Back at it...And looking to change!

I've decided something needs to change.  

What is the definition of insanity?  

Insanity is doing the same thing over and over again and expecting different results.


At least in the words of Albert Einstien.  

I'm feeling frustrated and stuck, and yet, I seem unwilling to change anything.  

My approach towards life seems to be very 'reactive' instead of 'proactive'.  I started the year thinking I would watch a motivational video each morning - I would stoke the fires of 'desire to change' each morning and hopefully that would keep the fire burning.  

Only I stopped (did I even start?) doing the videos and the fire is dead.  Like pretty sure there are weeds growing where the fire used to be.  

So get out the weed killer, and find the kindling because I'm BURNING to make some changes.  

So what do I want to change?  

Let's start with what makes me happy.  
  1. Music - either listening to it or making (singing) it.  
  2. Writing - in my blog, journal or just about anything.  I enjoy mental mind dumps...
  3. Taking pictures and videos - I love looking back on old videos of the kids and there really aren't enough of them.  
  4. My kids (usually 😉) - I love hanging out with them (when they aren't fighting) so I need to do that more - play more games.  
  5. Meditation/prayer - I feel like it grounds me.  I've paid for 2 years of headspace and really only used the 'sleep' meditation consistently.  
  6. Sewing - I love creating.  And I hate feeling like I'm 'behind' which I often do with sewing.  
So I wanna start each day with what makes me happy.  Or make sure each day has a significant amount of what makes me happy in it.  
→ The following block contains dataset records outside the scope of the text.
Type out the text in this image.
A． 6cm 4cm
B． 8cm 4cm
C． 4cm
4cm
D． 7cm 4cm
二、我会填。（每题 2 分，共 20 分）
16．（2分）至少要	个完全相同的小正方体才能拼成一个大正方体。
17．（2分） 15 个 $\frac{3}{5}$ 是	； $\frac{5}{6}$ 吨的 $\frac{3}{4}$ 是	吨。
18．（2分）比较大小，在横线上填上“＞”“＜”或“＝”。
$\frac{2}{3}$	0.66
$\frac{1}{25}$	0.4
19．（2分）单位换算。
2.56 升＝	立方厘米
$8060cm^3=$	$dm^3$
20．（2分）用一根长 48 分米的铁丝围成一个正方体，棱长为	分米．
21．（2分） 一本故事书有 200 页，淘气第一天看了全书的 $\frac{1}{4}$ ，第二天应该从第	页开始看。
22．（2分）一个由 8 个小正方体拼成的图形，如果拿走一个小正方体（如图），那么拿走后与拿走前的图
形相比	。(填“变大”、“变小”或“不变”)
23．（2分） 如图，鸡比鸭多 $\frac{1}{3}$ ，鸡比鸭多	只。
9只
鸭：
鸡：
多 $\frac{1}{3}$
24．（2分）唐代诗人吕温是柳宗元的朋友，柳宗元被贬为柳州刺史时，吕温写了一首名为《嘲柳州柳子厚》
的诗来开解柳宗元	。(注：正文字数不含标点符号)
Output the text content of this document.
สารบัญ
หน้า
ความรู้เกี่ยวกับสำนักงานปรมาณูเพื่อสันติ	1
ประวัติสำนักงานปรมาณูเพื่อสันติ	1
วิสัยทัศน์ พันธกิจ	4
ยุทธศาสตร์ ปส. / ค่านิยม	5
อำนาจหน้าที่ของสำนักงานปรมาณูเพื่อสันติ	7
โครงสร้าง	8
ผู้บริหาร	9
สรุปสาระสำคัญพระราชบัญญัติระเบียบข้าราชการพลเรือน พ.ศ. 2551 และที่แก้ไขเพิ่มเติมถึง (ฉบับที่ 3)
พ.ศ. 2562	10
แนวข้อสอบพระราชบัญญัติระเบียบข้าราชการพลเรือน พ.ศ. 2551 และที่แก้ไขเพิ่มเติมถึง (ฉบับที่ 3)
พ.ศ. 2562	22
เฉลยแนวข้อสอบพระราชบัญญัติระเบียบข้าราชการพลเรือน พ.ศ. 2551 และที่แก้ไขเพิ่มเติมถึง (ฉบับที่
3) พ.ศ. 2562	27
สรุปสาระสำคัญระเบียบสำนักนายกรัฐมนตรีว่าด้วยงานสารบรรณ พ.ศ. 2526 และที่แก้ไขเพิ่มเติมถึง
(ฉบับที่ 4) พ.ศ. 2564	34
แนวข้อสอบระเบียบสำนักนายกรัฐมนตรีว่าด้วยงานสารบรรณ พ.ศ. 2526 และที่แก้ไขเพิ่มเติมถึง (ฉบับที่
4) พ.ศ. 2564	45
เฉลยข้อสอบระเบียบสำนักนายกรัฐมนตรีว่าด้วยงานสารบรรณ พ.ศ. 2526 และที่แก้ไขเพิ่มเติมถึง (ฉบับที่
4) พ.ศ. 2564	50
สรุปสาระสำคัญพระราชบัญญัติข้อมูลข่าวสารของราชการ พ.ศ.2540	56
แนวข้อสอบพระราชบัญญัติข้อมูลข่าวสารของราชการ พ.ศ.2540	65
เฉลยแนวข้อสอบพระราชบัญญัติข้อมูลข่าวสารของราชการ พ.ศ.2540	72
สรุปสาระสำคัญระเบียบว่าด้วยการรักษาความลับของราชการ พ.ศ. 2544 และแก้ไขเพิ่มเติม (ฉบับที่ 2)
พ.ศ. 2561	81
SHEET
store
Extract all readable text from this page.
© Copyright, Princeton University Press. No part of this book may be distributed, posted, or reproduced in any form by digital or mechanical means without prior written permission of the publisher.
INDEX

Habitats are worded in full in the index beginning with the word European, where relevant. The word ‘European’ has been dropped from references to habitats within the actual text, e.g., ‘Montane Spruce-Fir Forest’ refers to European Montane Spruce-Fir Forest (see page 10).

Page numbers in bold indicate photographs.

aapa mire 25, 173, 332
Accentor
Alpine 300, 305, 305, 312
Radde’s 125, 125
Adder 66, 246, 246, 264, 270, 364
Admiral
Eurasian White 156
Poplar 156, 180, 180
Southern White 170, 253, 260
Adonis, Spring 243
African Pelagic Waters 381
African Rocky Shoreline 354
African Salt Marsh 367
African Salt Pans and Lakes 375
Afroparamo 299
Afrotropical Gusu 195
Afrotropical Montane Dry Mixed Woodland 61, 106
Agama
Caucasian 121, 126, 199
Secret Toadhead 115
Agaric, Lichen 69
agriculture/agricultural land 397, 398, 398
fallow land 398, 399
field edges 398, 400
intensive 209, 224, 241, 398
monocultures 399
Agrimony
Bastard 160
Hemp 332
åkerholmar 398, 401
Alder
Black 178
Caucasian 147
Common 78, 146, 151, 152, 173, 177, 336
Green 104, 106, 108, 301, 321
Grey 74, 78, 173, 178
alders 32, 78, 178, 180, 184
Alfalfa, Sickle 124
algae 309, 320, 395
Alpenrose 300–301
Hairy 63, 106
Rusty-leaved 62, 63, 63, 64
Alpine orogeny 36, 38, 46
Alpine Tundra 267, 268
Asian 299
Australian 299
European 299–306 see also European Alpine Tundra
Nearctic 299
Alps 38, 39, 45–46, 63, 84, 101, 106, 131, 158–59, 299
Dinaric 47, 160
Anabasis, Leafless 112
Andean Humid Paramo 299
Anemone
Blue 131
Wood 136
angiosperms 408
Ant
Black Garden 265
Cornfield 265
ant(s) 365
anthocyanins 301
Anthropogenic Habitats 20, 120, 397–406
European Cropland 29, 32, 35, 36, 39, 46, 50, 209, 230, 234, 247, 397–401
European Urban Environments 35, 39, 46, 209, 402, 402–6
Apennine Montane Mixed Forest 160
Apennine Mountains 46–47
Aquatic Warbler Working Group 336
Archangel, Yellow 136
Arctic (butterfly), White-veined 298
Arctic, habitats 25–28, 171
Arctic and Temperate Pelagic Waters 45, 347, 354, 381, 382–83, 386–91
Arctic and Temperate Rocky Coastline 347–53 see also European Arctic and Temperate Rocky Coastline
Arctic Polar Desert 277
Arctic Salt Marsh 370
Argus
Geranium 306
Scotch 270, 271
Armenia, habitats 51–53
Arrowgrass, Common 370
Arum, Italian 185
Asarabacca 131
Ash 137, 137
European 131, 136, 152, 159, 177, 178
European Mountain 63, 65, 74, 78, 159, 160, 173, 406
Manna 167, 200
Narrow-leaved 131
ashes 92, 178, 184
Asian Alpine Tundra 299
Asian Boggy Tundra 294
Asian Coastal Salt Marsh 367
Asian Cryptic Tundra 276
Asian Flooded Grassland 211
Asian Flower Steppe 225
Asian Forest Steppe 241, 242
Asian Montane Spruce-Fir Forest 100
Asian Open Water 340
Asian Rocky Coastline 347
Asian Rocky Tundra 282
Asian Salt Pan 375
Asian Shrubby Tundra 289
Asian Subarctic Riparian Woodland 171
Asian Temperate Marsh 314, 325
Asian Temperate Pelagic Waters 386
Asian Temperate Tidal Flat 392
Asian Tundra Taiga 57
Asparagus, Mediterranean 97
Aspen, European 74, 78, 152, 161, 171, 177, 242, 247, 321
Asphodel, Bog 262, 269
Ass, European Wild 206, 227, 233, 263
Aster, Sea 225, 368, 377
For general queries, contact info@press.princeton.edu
There are also some things I feel I need: 

  1. Movement - I am starting to feel like an old person and move like one.  I also NEED to lose weight.  It's been packing on over the years and I need to change the way I eat.  
  2. Reading - whether it's studying or just becoming more knowledgeable I feel as if this is something need to do.  
  3. Time with Paul - I need to make sure I am prioritizing my time with my husband.  Why did I not list him as one of the things that makes me happy?  Our relationship has been put on the back burner lately and I'm starting to feel the effects.  I want to be happily married for a long time so this NEEDS to change.  
  4. MEAL PLANNING - I need to get better at this.  I don't like to cook mostly because I feel like I don't really know how to make anything!  I need to get better organized at this so I'm making better choices and not 'figuring out' dinner at 5:30 pm each day.  (which usually means take out...AGAIN)
  5. Work - I need to get research time and social media time and 'income-generating activities' into my work time.  
  6. SCHEDULING - all of this leads up to this last one.  I need to create a schedule and STICK to it until it becomes habit!